Whilst social media has been a great platform for us to share our experiences with mental health and help to reduce the stigma, has it also allowed us to glamourise mental health conditions to the point that young people are negatively influenced?

Research suggests that this may be the case, as a study conducted by Rola Jadayel and Karim Medlej in 2017 found that many teenagers and young adults see mental disorders as normal, relatable and even desirable.

As part of the study, they conducted a recorded discussion, in which one participant confessed: “depression was appealing to me. I exaggerated it on Tumblr, saved many pictures and started sketching depressing drawings. It took a few months before I sought help and got diagnosed and treated for depression.”

Another participant said: “I thought anorexia was nice. I wanted to be anorexic.”

Unfortunately, examples of glamourisation can be found across all social media platforms, which as research shows is having a big impact on the way mental health diagnoses are perceived.

Can social media influence our mental health in a positive way?

Whilst there is lots of content out there that may be harmful and damaging, there are lots of helpful free resources that have been created thanks to social media.

Instagram is a great platform for accessing bite-size top tips and information snippets relating to many mental health conditions.

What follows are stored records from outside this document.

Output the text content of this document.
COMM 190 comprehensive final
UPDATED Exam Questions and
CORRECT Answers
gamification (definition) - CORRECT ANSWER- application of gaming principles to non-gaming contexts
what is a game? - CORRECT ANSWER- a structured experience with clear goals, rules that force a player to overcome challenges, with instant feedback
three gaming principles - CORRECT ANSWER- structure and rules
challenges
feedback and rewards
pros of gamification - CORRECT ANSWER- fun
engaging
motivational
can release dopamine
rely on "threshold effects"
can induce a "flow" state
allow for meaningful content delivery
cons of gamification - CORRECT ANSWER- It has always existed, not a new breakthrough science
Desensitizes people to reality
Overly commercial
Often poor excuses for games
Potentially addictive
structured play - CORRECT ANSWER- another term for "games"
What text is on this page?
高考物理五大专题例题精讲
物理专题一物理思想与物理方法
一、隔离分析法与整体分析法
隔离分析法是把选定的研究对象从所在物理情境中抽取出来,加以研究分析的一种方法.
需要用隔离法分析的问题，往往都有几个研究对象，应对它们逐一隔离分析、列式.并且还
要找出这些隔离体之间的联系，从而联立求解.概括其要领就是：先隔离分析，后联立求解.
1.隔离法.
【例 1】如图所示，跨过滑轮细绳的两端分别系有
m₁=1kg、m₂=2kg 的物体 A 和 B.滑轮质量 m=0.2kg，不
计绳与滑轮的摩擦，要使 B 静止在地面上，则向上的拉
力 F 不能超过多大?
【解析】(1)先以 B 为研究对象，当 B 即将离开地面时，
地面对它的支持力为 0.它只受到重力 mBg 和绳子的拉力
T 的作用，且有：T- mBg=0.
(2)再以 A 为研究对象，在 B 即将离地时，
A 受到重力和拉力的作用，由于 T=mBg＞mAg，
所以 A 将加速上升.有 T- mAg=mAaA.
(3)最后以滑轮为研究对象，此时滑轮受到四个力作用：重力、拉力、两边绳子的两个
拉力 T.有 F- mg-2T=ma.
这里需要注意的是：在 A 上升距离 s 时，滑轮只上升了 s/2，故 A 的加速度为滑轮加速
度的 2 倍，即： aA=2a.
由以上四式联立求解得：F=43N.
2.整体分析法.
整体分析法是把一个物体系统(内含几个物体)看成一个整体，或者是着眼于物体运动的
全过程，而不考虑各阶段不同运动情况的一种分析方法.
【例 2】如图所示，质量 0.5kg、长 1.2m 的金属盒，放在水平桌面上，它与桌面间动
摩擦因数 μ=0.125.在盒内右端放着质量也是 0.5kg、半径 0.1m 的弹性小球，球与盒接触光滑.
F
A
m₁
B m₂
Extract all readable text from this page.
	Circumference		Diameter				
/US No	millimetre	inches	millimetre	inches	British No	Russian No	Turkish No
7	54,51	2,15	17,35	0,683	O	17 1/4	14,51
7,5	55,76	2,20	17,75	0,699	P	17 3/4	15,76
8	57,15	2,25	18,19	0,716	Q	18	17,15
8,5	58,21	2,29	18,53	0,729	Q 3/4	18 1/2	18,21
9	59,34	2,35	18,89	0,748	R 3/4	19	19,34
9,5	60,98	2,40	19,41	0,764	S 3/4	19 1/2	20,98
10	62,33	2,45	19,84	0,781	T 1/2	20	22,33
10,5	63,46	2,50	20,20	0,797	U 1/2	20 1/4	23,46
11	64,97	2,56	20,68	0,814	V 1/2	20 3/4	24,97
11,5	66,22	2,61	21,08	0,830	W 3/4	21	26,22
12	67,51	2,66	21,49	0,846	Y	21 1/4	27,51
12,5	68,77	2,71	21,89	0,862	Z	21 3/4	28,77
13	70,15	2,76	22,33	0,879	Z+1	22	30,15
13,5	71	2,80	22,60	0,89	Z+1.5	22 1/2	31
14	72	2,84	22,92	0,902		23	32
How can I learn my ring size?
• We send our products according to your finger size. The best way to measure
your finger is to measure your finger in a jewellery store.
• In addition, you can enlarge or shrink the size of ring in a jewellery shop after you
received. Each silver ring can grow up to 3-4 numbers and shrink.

These resources are easy to understand and consume, as they are often in the form of graphics and are not text-heavy.

The Blurt Foundation Instagram page is a great example of this.

You can find content on all social media platforms that is accurate, informative and helpful, you just need to make sure to check the source of the information you’re consuming. Organisations such as Mind, Samaritans or Rethink Mental Illness are trustworthy sources, so you can be confident that the information they put out on their social media platforms is accurate.

On the other hand, a TikTok video or Facebook post from an individual outlining “symptoms of depression” or “5 signs you have anxiety” may not be the best source of information, and you should question the validity of the source and the information included.


Ultimately, how we use it can have a big impact on how social media influences us. We can reduce the negative influences by using social media responsibly.

If you are unsure about anything or would like further advice, contact your GP or health professional. The Mental Health Foundation also has an A-Z on its website with information relating to a range of mental health diagnoses.


Centre for Addiction and Mental Health (2018, September). Social media use and mental health among students in Ontario. CAMH Population Studies eBulletin, 19(2). Retrieved from

Kira E. Riehm, MS, Kenneth A. Feder, PhD, Kayla N. Tormohlen, MPH, et al (2019). Associations Between Time Spent Using Social Media and Internalizing and Externalizing Problems Among US Youth.

Michelle O’Reilly, Nisha Dogra, Natasha Whiteman, Jason Hughes, Seyda Eruyar, Paul Reilly (2018). Is social media bad for mental health and wellbeing? Exploring the perspectives of adolescents. 

Rola Jadayel and Karim Medlej (2017). Mental disorders: a glamourous attraction on social media?